Each gene is switched on and off by molecules called transcription factors, which bind to the DNA in front of the protein-coding sections, like grotesquely shaped men with their arms and legs wrapped through and around the rungs of a ladder. Some naturally occurring drugs also bind to these sites, blocking the transcription factors and thus the copying process.
These molecules are small, however, usually covering just four of the DNA molecule's rungs, so they have a wide choice of possible binding sites. A drug that was 12 to 16 base-pairs long is so complicated it would fit snugly only when it found the target segment. It would therefore be more effective, require a lower dose, and be less likely to cause side-effects.
Progene set about building such molecules by testing known DNA binding drugs with a patented Genelabs process called Merlin to see which combinations of base-pairs they stuck to most firmly. Each four-rung drug was tried against every possible combination of four base-pairs, 256 in all. The result was a catalogue of about 30 building blocks.

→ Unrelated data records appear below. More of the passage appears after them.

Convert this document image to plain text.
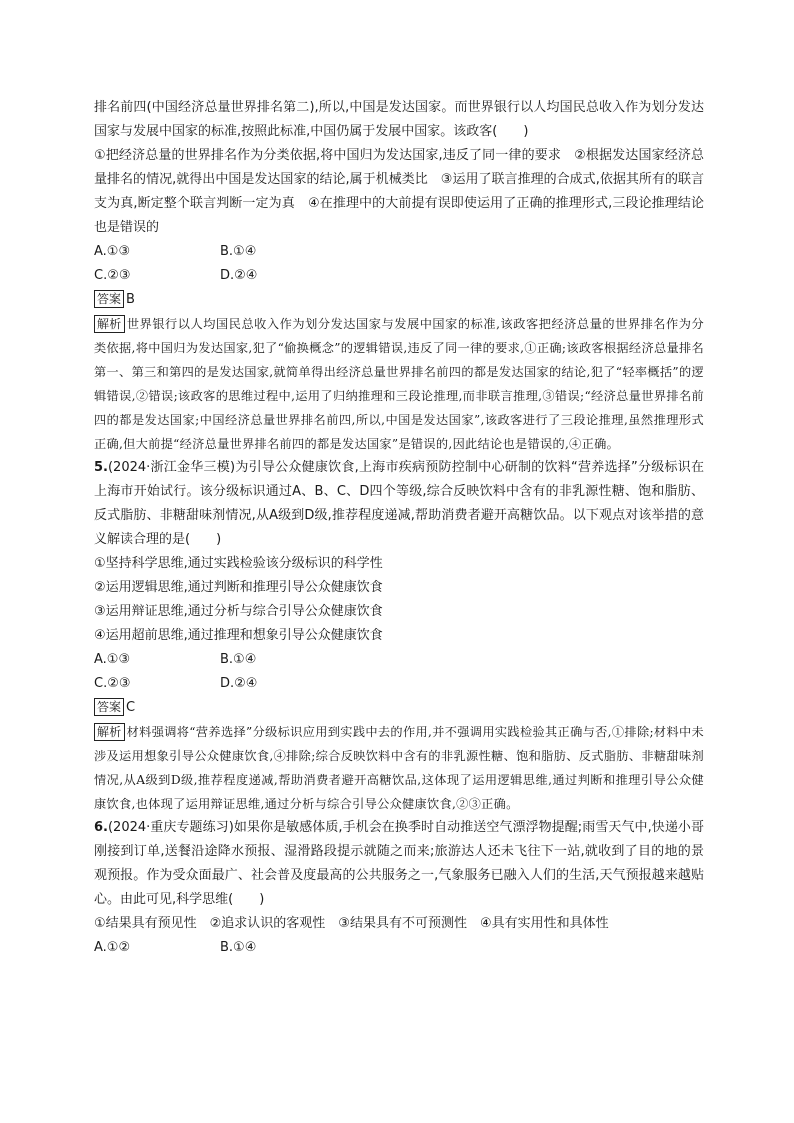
排名前四(中国经济总量世界排名第二),所以,中国是发达国家。而世界银行以人均国民总收入作为划分发达国家与发展中国家的标准,按照此标准,中国仍属于发展中国家。该政客(　　)

①把经济总量的世界排名作为分类依据,将中国归为发达国家,违反了同一律的要求　②根据发达国家经济总量排名的情况,就得出中国是发达国家的结论,属于机械类比　③运用了联言推理的合成式,依据其所有的联言支为真,断定整个联言判断一定为真　④在推理中的大前提有误即使运用了正确的推理形式,三段论推理结论也是错误的

A.①③	B.①④
C.②③	D.②④
答案 B

解析 世界银行以人均国民总收入作为划分发达国家与发展中国家的标准,该政客把经济总量的世界排名作为分类依据,将中国归为发达国家,犯了“偷换概念”的逻辑错误,违反了同一律的要求,①正确;该政客根据经济总量排名第一、第三和第四的是发达国家,就简单得出经济总量世界排名前四的都是发达国家的结论,犯了“轻率概括”的逻辑错误,②错误;该政客的思维过程中,运用了归纳推理和三段论推理,而非联言推理,③错误;“经济总量世界排名前四的都是发达国家;中国经济总量世界排名前四,所以,中国是发达国家”,该政客进行了三段论推理,虽然推理形式正确,但大前提“经济总量世界排名前四的都是发达国家”是错误的,因此结论也是错误的,④正确。

5.(2024·浙江金华三模)为引导公众健康饮食,上海市疾病预防控制中心研制的饮料“营养选择”分级标识在上海市开始试行。该分级标识通过A、B、C、D四个等级,综合反映饮料中含有的非乳源性糖、饱和脂肪、反式脂肪、非糖甜味剂情况,从A级到D级,推荐程度递减,帮助消费者避开高糖饮品。以下观点对该举措的意义解读合理的是(　　)

①坚持科学思维,通过实践检验该分级标识的科学性

②运用逻辑思维,通过判断和推理引导公众健康饮食

③运用辩证思维,通过分析与综合引导公众健康饮食

④运用超前思维,通过推理和想象引导公众健康饮食

A.①③	B.①④
C.②③	D.②④
答案 C

解析 材料强调将“营养选择”分级标识应用到实践中去的作用,并不强调用实践检验其正确与否,①排除;材料中未涉及运用想象引导公众健康饮食,④排除;综合反映饮料中含有的非乳源性糖、饱和脂肪、反式脂肪、非糖甜味剂情况,从A级到D级,推荐程度递减,帮助消费者避开高糖饮品,这体现了运用逻辑思维,通过判断和推理引导公众健康饮食,也体现了运用辩证思维,通过分析与综合引导公众健康饮食,②③正确。

6.(2024·重庆专题练习)如果你是敏感体质,手机会在换季时自动推送空气漂浮物提醒;雨雪天气中,快递小哥刚接到订单,送餐沿途降水预报、湿滑路段提示就随之而来;旅游达人还未飞往下一站,就收到了目的地的景观预报。作为受众面最广、社会普及度最高的公共服务之一,气象服务已融入人们的生活,天气预报越来越贴心。由此可见,科学思维(　　)

①结果具有预见性　②追求认识的客观性　③结果具有不可预测性　④具有实用性和具体性

A.①②	B.①④
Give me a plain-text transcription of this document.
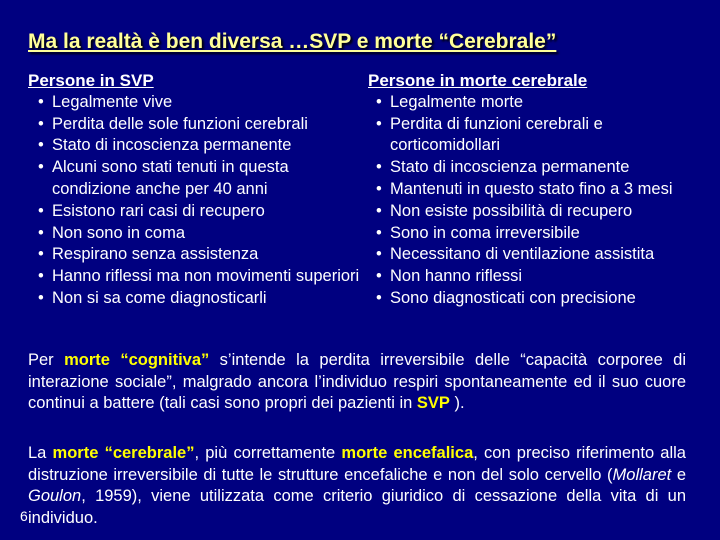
Ma la realtà è ben diversa …SVP e morte “Cerebrale”
Persone in SVP
• Legalmente vive
• Perdita delle sole funzioni cerebrali
• Stato di incoscienza permanente
• Alcuni sono stati tenuti in questa condizione anche per 40 anni
• Esistono rari casi di recupero
• Non sono in coma
• Respirano senza assistenza
• Hanno riflessi ma non movimenti superiori
• Non si sa come diagnosticarli
Persone in morte cerebrale
• Legalmente morte
• Perdita di funzioni cerebrali e corticomidollari
• Stato di incoscienza permanente
• Mantenuti in questo stato fino a 3 mesi
• Non esiste possibilità di recupero
• Sono in coma irreversibile
• Necessitano di ventilazione assistita
• Non hanno riflessi
• Sono diagnosticati con precisione
Per morte “cognitiva” s’intende la perdita irreversibile delle “capacità corporee di interazione sociale”, malgrado ancora l’individuo respiri spontaneamente ed il suo cuore continui a battere (tali casi sono propri dei pazienti in SVP ).
La morte “cerebrale”, più correttamente morte encefalica, con preciso riferimento alla distruzione irreversibile di tutte le strutture encefaliche e non del solo cervello (Mollaret e Goulon, 1959), viene utilizzata come criterio giuridico di cessazione della vita di un individuo.
6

Proteus then used its custom computer software, Prometheus, to combine the building blocks into 12 base-pair molecules that match specific strings of DNA. The automated design process usually comes up with several candidates, which are then built and sent to Genelabs for further testing to ensure the new drugs do block transcription factors.
If the large drug companies sign on the dotted line, their role will be to supply Progene with DNA strings that they have linked to specific diseases. The drugs will still have to show that they can pass through the blood stream without breaking down, and that they can sneak through the cellular and nuclear membranes to reach the DNA. Finally they will have to go through tests to prove that they are safe.